Researchers in South Africa have reported the development of a new drug regimen that cures the deadly infection known as extensively drug-resistant tuberculosis or XDR TB. The three-drug combination is said to be 90 percent effective against a disease that previously had a cure rate of about 20 percent.
Even more remarkably, the treatment regimen consists of three drugs, or five pills a day, taken for a period of six months. Before the study, patients with XDR TB suffered through years of a 40-pill-a-day drug regimen and injections that left them so debilitated most of them simply stopped treatment and waited to die.
A Worldwide Epidemic
Once the leading cause of death across the globe, tuberculosis has been largely controlled in most of the developed world since the discovery of antibiotics that cured the disease. According to the U.S. Centers for Disease Control and Prevention, the U.S. TB rate was 2.8 cases per 100,000 in 2016, one of the lowest in the world.
But while the United State has managed to successfully combat the illness once dubbed the “White Plague,” much of the globe hasn’t fared as well. In 2014, TB became the most deadly infectious disease on the planet, killing 1.5 million people worldwide — 3 million more than HIV/AIDs. More alarmingly, the last decade has seen the emergence of a new strain of tuberculosis that is resistant to every antibiotic used to combat the disease, XDR TB. The illness has a history of killing nearly everyone who develops it, usually within one month. Even with aggressive treatment, only about 30 percent survive.
A Promising Trial
Dubbed NixTB, the promising XDR TB study is being led by Dr. Pauline Howell, a tuberculosis researcher at Sizwe Tropical Diseases Hospital in Johannesburg, South Africa. There, XDR TB patients are housed in a separate unit for a minimum of four months while being treated for their disease. (They can’t be allowed home because the risk of spreading the illness is too great.) Each patient has a private room with a bathroom, a large window with a view of the lawn, and a door that leads outside.
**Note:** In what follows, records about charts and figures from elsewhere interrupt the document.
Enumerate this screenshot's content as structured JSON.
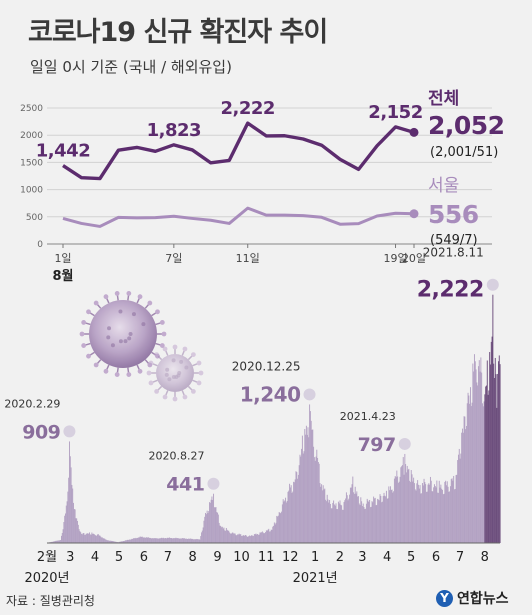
{
  "title": "코로나19 신규 확진자 추이",
  "subtitle": "일일 0시 기준 (국내 / 해외유입)",
  "colors": {
    "total": "#5c2c6e",
    "seoul": "#a88cbc",
    "area": "#b3a2c3",
    "highlight": "#6d4e7d",
    "marker": "#d7d0df"
  },
  "source": "자료 : 질병관리청",
  "logo": {
    "icon": "yonhap-logo-icon",
    "mark": "Y",
    "text": "연합뉴스"
  },
  "chart_data": [
    {
      "type": "line",
      "title": "",
      "xlabel": "",
      "ylabel": "",
      "ylim": [
        0,
        2500
      ],
      "y_ticks": [
        0,
        500,
        1000,
        1500,
        2000,
        2500
      ],
      "grid": true,
      "x": [
        1,
        2,
        3,
        4,
        5,
        6,
        7,
        8,
        9,
        10,
        11,
        12,
        13,
        14,
        15,
        16,
        17,
        18,
        19,
        20
      ],
      "x_tick_labels": [
        {
          "x": 1,
          "label": "1일"
        },
        {
          "x": 7,
          "label": "7일"
        },
        {
          "x": 11,
          "label": "11일"
        },
        {
          "x": 19,
          "label": "19일"
        },
        {
          "x": 20,
          "label": "20일"
        }
      ],
      "month_label": "8월",
      "series": [
        {
          "name": "전체",
          "color": "#5c2c6e",
          "values": [
            1442,
            1219,
            1202,
            1725,
            1776,
            1704,
            1823,
            1729,
            1492,
            1537,
            2222,
            1987,
            1990,
            1930,
            1816,
            1555,
            1372,
            1805,
            2152,
            2052
          ],
          "point_labels": [
            {
              "x": 1,
              "text": "1,442"
            },
            {
              "x": 7,
              "text": "1,823"
            },
            {
              "x": 11,
              "text": "2,222"
            },
            {
              "x": 19,
              "text": "2,152"
            }
          ],
          "end_value": "2,052",
          "end_detail": "(2,001/51)"
        },
        {
          "name": "서울",
          "color": "#a88cbc",
          "values": [
            470,
            378,
            323,
            490,
            480,
            484,
            510,
            470,
            436,
            378,
            660,
            531,
            530,
            521,
            491,
            364,
            374,
            514,
            566,
            556
          ],
          "end_value": "556",
          "end_detail": "(549/7)"
        }
      ]
    },
    {
      "type": "area",
      "title": "",
      "xlabel": "",
      "ylabel": "",
      "ylim": [
        0,
        2300
      ],
      "x_range": [
        "2020-02-01",
        "2021-08-20"
      ],
      "x_month_labels": [
        "2월",
        "3",
        "4",
        "5",
        "6",
        "7",
        "8",
        "9",
        "10",
        "11",
        "12",
        "1",
        "2",
        "3",
        "4",
        "5",
        "6",
        "7",
        "8"
      ],
      "year_labels": [
        {
          "at": "2020-02-01",
          "text": "2020년"
        },
        {
          "at": "2021-01-01",
          "text": "2021년"
        }
      ],
      "highlight_from": "2021-08-01",
      "profile": [
        [
          "2020-02-01",
          1
        ],
        [
          "2020-02-18",
          30
        ],
        [
          "2020-02-22",
          200
        ],
        [
          "2020-02-26",
          430
        ],
        [
          "2020-02-29",
          909
        ],
        [
          "2020-03-03",
          600
        ],
        [
          "2020-03-08",
          250
        ],
        [
          "2020-03-15",
          90
        ],
        [
          "2020-03-25",
          100
        ],
        [
          "2020-04-05",
          80
        ],
        [
          "2020-04-15",
          30
        ],
        [
          "2020-04-30",
          8
        ],
        [
          "2020-05-12",
          30
        ],
        [
          "2020-05-28",
          60
        ],
        [
          "2020-06-15",
          45
        ],
        [
          "2020-07-01",
          50
        ],
        [
          "2020-07-20",
          45
        ],
        [
          "2020-08-10",
          35
        ],
        [
          "2020-08-16",
          250
        ],
        [
          "2020-08-22",
          390
        ],
        [
          "2020-08-27",
          441
        ],
        [
          "2020-09-05",
          170
        ],
        [
          "2020-09-20",
          95
        ],
        [
          "2020-10-10",
          70
        ],
        [
          "2020-10-25",
          100
        ],
        [
          "2020-11-08",
          140
        ],
        [
          "2020-11-20",
          360
        ],
        [
          "2020-11-28",
          500
        ],
        [
          "2020-12-08",
          650
        ],
        [
          "2020-12-16",
          1000
        ],
        [
          "2020-12-25",
          1240
        ],
        [
          "2021-01-02",
          900
        ],
        [
          "2021-01-10",
          560
        ],
        [
          "2021-01-20",
          400
        ],
        [
          "2021-02-05",
          380
        ],
        [
          "2021-02-17",
          600
        ],
        [
          "2021-03-01",
          380
        ],
        [
          "2021-03-20",
          440
        ],
        [
          "2021-04-05",
          530
        ],
        [
          "2021-04-15",
          690
        ],
        [
          "2021-04-23",
          797
        ],
        [
          "2021-05-10",
          560
        ],
        [
          "2021-05-25",
          600
        ],
        [
          "2021-06-10",
          560
        ],
        [
          "2021-06-25",
          620
        ],
        [
          "2021-07-05",
          1200
        ],
        [
          "2021-07-10",
          1378
        ],
        [
          "2021-07-22",
          1842
        ],
        [
          "2021-08-01",
          1500
        ],
        [
          "2021-08-07",
          1800
        ],
        [
          "2021-08-11",
          2222
        ],
        [
          "2021-08-16",
          1400
        ],
        [
          "2021-08-19",
          2152
        ],
        [
          "2021-08-20",
          2052
        ]
      ],
      "annotations": [
        {
          "date": "2021-08-11",
          "date_label": "2021.8.11",
          "value": "2,222",
          "size": "large"
        },
        {
          "date": "2020-12-25",
          "date_label": "2020.12.25",
          "value": "1,240",
          "size": "medium"
        },
        {
          "date": "2020-02-29",
          "date_label": "2020.2.29",
          "value": "909",
          "size": "small"
        },
        {
          "date": "2021-04-23",
          "date_label": "2021.4.23",
          "value": "797",
          "size": "small"
        },
        {
          "date": "2020-08-27",
          "date_label": "2020.8.27",
          "value": "441",
          "size": "small"
        }
      ]
    }
  ]
}
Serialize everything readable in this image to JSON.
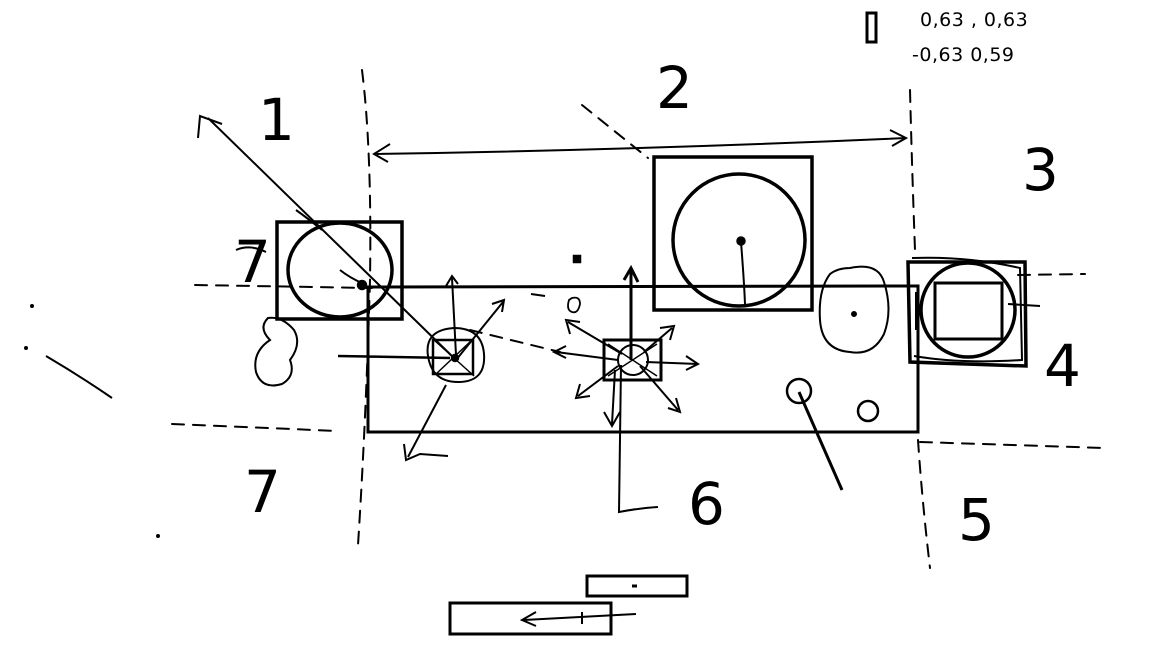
{
  "colors": {
    "ink": "#000000",
    "background": "#ffffff"
  },
  "coordinates": {
    "line1": "0,63 , 0,63",
    "line2": "-0,63   0,59"
  },
  "zones": [
    {
      "id": "1",
      "label": "1"
    },
    {
      "id": "2",
      "label": "2"
    },
    {
      "id": "3",
      "label": "3"
    },
    {
      "id": "4",
      "label": "4"
    },
    {
      "id": "5",
      "label": "5"
    },
    {
      "id": "6",
      "label": "6"
    },
    {
      "id": "7-left",
      "label": "7"
    },
    {
      "id": "7-bottom",
      "label": "7"
    }
  ]
}
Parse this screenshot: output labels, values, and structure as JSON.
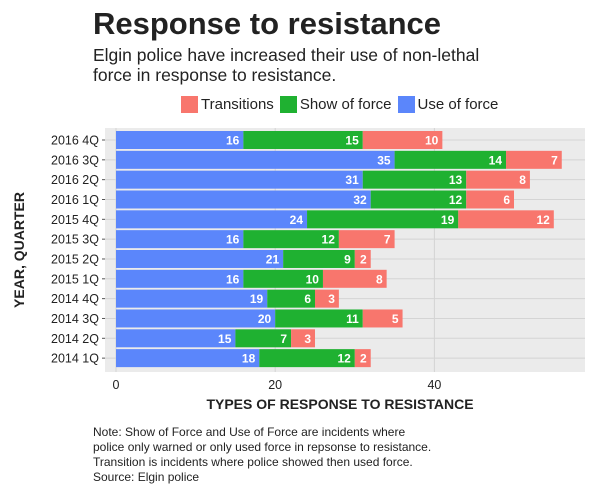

Those who are strong enough can work in the garden, take classes or play foosball to pass the time.
Patients at Sizwe take three drugs: bedaquiline, pretomanid and linezolid (abbreviated as BPaL). The combo differs from most XDR TB regimens in that all three drugs kill tuberculosis bacteria, whereas the standard treatment consists of two strong drugs that destroy the bacteria and one that simply keeps it from multiplying.
It’s a “bold” regimen, Dr. Howell told the New York Times “because it’s three killer drugs instead of two killers plus some supportive ones.”
Questions About Safety
Still, the new treatment is not without its dangers. Long-term administration of linezolid has been shown to destroy the nerves in the feet of some patients, making it difficult for them to walk. It can also suppress the bone marrow, which may lead to a shortage of infection-fighting white blood cells and platelets, which help the blood to clot. Researchers recently started a second trial, ZeNix, to determine the safest dose of the drug.
More concerning, according to some experts, is the inclusion of pretomanid, which has not been carefully investigated by the FDA. Developed by the TB Alliance, a nonprofit based in New York, pretomanid is a novel antibacterial agent in the nitroimidazole class, which includes the widely prescribed antibacterial/antifungal agent metronidazole (Flagyl).
“Pretomanid looks like a promising drug, but it’s being rushed forward,” said Lindsay McKenna, co-director of the tuberculosis project at the Treatment Action Group in a statement to the NY Times. “… We don’t want to see the FDA lower the bar for approval,” she said in July. McKenna called for more testing before the drug was approved.
Dr. Mel Spigelman, current president and CEO of the TB Alliance, strongly disagreed. Emphasizing that a full clinical trial would cost $30 million and take another five years to complete, he said, “Put yourself in a patient’s position. Offered a choice between three drugs with a 90 percent cure rate, and 20 or more with less chance of cure — who would consent to randomization?”
The FDA sided with Dr. Spigelman, voting on Aug. 14, 2019, to approve BPaL under the Limited Population Pathway for Antibacterial and Antifungal Drugs (LPAD pathway) established under the 21st Century Cures Act. The LPAD “encourages further development of antibacterial and antifungal drugs to treat serious, life-threatening infections that affect a limited population of patients with unmet needs,” according to the FDA. The World Health Organization is expected to quickly follow the FDA’s lead and approve the drug regimen for patients with drug-resistant TB.
For patients like Tsholofelo Msimango, who was one of 109 patients treated during the initial Nix trial, the decision is welcome news. Just 57 pounds when she was diagnosed with XDR TB five years ago, she went to Sizwe expecting never to return “They told my parents to fix the insurance because I would die,’ she told the Times.
Today, she is 25 years old and has a young son. At 103-pounds, she is healthy and tuberculosis free.